Vertex / Vertices
A vertex is a point situated in a 3D space. By connecting multiple vertices together you are able to create a polygon. They have no mass, as a result they cannot be rescaled, rotated or translated.
An edge is line that connects two vertices. Unlike a vertex, edges can translated, scaled and rotated to alter the geometry of a shape or object.
A polygon is a 2D shape bounded by 3 or more vertices / edges. Polygon modelling is the most popular form of modelling for games.
More polygons in a model allows for greater detail and smoother renders, however it can also mean longer render times.
A triangle is the simplest form of polygon, a single three sided shape, consisting of three vertices / edges. Most 3D engines will require the model to be triangulated on import.
A quad is a single four sided polygon consisting of four vertices / edges. In modelling, quads are considered the best form a polygon. This often ensures your model has clean topology, meaning it will deform correctly if animated.
An ngon is a single five or more sided shape, consisting of greater than or equal to five vertices / edges. When modelling, the use of ngons should be avoided as issues can occur under rendering including lighting, when texturing and under deformation if animating.
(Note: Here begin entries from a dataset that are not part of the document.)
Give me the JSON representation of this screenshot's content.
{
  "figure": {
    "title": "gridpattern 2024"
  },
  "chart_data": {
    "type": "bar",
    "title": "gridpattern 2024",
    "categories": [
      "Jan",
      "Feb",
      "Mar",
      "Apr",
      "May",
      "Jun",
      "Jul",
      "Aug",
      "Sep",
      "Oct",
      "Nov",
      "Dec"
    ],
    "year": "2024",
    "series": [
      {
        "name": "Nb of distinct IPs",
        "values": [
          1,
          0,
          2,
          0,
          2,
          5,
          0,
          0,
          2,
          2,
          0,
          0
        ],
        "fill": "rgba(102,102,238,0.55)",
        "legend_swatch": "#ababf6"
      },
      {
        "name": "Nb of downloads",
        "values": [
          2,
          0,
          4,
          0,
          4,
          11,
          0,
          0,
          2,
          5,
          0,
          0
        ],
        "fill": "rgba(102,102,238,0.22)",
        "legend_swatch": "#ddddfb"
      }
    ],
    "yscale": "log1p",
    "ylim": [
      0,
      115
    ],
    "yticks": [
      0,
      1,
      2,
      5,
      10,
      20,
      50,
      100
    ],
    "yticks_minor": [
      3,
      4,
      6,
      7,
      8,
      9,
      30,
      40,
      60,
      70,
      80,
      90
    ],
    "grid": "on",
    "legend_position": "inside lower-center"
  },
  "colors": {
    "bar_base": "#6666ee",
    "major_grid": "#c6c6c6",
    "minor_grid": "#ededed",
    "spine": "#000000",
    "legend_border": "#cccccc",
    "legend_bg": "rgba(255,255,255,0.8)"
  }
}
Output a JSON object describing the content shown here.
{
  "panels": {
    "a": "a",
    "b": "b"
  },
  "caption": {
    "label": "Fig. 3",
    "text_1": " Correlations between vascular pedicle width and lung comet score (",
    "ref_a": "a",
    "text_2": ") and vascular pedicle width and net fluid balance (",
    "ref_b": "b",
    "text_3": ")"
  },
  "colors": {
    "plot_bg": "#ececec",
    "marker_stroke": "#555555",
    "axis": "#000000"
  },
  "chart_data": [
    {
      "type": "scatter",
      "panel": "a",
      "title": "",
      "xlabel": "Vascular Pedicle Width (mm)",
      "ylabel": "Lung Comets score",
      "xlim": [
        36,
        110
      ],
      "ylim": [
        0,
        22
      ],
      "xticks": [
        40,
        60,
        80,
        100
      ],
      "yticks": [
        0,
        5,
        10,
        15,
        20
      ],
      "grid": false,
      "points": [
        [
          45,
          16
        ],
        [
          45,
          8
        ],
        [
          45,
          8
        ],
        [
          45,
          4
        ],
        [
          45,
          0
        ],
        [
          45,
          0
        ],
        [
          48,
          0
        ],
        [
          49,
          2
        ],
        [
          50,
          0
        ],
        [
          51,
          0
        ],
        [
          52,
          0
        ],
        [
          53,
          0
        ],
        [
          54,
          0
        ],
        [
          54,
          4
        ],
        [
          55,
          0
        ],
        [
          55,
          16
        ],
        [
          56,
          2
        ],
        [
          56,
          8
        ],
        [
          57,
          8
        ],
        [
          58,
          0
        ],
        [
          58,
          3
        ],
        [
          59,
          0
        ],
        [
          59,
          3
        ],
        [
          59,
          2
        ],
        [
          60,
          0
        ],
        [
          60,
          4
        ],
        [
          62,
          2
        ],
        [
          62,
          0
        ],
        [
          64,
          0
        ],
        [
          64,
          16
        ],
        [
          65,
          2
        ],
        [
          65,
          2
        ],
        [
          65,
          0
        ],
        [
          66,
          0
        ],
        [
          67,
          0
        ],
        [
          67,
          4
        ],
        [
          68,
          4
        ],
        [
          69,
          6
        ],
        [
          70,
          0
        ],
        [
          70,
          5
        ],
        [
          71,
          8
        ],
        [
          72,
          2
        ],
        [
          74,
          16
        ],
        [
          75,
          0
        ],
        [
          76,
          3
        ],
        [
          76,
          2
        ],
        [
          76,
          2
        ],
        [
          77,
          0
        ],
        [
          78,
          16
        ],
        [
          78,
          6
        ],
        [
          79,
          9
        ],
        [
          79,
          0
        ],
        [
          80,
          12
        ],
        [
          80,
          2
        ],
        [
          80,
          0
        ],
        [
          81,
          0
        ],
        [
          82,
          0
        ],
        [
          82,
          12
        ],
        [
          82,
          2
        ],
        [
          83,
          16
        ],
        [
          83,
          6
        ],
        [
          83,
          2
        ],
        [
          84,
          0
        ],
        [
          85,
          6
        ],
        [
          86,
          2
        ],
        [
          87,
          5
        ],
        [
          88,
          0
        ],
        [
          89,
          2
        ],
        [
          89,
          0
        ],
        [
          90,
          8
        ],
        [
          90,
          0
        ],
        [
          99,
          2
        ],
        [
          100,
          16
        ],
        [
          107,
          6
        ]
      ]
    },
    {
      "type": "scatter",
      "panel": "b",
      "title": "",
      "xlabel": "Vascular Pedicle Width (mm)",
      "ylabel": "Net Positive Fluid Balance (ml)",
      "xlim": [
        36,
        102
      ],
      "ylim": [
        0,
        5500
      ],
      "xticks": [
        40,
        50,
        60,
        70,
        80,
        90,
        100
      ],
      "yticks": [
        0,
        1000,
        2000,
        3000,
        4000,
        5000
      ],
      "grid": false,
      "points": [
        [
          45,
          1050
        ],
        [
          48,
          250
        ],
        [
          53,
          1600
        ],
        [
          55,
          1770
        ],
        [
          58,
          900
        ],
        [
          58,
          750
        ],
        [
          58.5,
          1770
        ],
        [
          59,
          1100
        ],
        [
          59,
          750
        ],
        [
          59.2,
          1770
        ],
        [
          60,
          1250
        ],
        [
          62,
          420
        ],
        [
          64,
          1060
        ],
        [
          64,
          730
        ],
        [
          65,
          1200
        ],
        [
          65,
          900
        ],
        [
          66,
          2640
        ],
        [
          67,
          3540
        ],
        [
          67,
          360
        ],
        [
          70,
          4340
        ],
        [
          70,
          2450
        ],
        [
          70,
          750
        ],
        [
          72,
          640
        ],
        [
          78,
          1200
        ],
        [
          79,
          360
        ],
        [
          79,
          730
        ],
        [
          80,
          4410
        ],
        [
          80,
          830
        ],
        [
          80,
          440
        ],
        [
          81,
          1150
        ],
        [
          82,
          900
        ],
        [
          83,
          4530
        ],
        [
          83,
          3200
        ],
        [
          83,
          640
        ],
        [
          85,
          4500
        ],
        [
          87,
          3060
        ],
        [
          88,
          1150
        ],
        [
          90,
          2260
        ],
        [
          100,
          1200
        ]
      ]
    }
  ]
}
A surface normal is an invisible vector which your 3D software uses to determine the direction that light will reflect off geometry. These can be altered to control how light will react on various materials.
Topology is the way in which vertices, edges and polygons are connected together and flow around a 3D model.
NURB (Non Uniform Rational B-Spline)
NURB surfaces can be simply summed up as a curved line in the 3D modelling software to give smooth edges to a model. Most commonly used on very smooth objects as they require less points than in polygon modelling. A NURBS surface always has four sides which are defined and manipulated through control points.
Bump maps are a 2D copy of your base texture set in grey-scale, used to apply shading to your texture, giving an increased 3D appearance. The brighter the grey, working its way to white, details appear further away from the surface. To contrast that, the darker the grey and closer to black, the further back they appear in the surface. Note that the underlying object geometry is NOT modified when using a bump map, it is more of an illusion.
As in bump maps, normal maps do NOT modify the underlying object geometry. Normal maps are very similar to bump maps, however instead they use full RGB colour information. This RGB information tells whatever 3D software you are using the exact direction of the surface is oriented in and how it should be shaded for each and every polygon, as a result, it provides greater detail than a bump map and is often regarded as the newer / better bump map.
Secularity represents to amount of reflectivity a surface has under light.
Objects that would have high specularity are those that are smooth, glossy or wet. An example of increased specularity is a person’s forehead, which will reflect more light and look more shiny due to the amount of oil that can be produced on the forehead.
Objects that would have a low specularity, as they have little ability to reflect light, are those with higher roughness or matte.